UI has produced over 400,000 graduates. Many distinguished figures, both Indonesians and foreigners, were granted the "Doctor Honoris Causa" (Dr. HC) from Universitas Indonesia. Distinguished figures, including: Sri Mulyani Indrawati (Managing Director and COO of World Bank), Jusuf Wanandi (Co-chair of Pacific Economic Cooperation Council (PECC)), Prof. Mr. Sutan Takdir Alisjahbana, Taufik Ismail, Erwin Gutawa, Drs. Hans Bague Jassin received the title Doctor Honoris Causa in literature. Drs. Mohammad Hatta, the first vice president of Indonesia, received Doctor Honoris Causa in law. Prof. Miriam Budiardjo, M. A. received her Doctor Honoris Causa in 1997 in political science.
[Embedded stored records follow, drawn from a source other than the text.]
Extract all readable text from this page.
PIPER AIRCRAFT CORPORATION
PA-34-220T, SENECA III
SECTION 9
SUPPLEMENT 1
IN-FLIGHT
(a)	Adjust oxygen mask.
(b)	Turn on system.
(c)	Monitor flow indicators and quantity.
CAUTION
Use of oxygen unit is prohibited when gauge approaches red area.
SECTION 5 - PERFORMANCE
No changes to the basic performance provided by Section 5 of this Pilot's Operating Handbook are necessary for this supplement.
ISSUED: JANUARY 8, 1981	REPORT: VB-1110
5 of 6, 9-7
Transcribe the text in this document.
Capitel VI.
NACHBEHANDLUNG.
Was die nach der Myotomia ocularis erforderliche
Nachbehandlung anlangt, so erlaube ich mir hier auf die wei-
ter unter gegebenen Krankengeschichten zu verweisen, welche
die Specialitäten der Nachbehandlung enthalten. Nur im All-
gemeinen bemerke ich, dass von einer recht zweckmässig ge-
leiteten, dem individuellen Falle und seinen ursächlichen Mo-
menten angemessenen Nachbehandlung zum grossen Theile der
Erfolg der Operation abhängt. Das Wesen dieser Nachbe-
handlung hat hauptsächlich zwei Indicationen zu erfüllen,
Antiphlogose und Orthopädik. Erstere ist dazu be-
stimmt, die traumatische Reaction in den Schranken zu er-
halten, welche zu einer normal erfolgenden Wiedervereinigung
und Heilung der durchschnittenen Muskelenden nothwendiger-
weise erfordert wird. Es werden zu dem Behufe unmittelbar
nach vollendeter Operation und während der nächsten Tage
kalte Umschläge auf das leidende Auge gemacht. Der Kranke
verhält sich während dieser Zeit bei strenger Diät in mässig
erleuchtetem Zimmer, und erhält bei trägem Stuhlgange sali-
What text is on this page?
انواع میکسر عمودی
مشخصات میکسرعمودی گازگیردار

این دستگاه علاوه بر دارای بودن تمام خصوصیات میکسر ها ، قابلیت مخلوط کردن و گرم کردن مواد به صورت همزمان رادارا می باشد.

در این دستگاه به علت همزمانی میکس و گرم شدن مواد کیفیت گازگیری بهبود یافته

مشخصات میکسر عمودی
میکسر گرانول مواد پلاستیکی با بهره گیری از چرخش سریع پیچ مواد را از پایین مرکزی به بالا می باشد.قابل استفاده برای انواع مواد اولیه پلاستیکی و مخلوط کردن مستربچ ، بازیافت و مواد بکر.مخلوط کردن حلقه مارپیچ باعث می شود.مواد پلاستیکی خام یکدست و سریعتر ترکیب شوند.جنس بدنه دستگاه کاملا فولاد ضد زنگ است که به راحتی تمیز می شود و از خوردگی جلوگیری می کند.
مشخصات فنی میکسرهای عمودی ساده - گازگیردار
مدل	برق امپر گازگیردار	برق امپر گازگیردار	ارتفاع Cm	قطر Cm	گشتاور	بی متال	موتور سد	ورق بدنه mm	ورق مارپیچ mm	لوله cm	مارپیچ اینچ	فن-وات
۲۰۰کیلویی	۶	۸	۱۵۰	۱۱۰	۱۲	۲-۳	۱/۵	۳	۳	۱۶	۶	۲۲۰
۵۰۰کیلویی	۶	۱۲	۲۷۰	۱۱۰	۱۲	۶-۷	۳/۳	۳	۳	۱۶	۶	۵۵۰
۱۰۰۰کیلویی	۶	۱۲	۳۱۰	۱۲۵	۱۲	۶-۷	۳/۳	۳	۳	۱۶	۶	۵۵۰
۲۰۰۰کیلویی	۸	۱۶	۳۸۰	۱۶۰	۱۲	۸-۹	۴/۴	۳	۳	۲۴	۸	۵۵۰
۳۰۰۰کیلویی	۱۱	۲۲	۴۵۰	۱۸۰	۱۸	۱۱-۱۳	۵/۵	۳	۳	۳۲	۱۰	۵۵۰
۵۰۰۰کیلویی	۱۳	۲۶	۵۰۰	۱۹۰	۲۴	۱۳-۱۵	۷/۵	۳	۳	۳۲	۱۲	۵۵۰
Abdullah Gül, president of the Republic of Turkey, received his Doctor Honoris Causa title on April 6, 2011. Melki Sedek Huang, an activist and sex offender who formerly served as Chairman of UI Student Executive Board, is a law student at the university.

==Controversies==

On 16 April 2026, 16 students of the law faculty were suspended pending investigation after messages containing explicit remarks about female peers circulated online and prompted public criticism.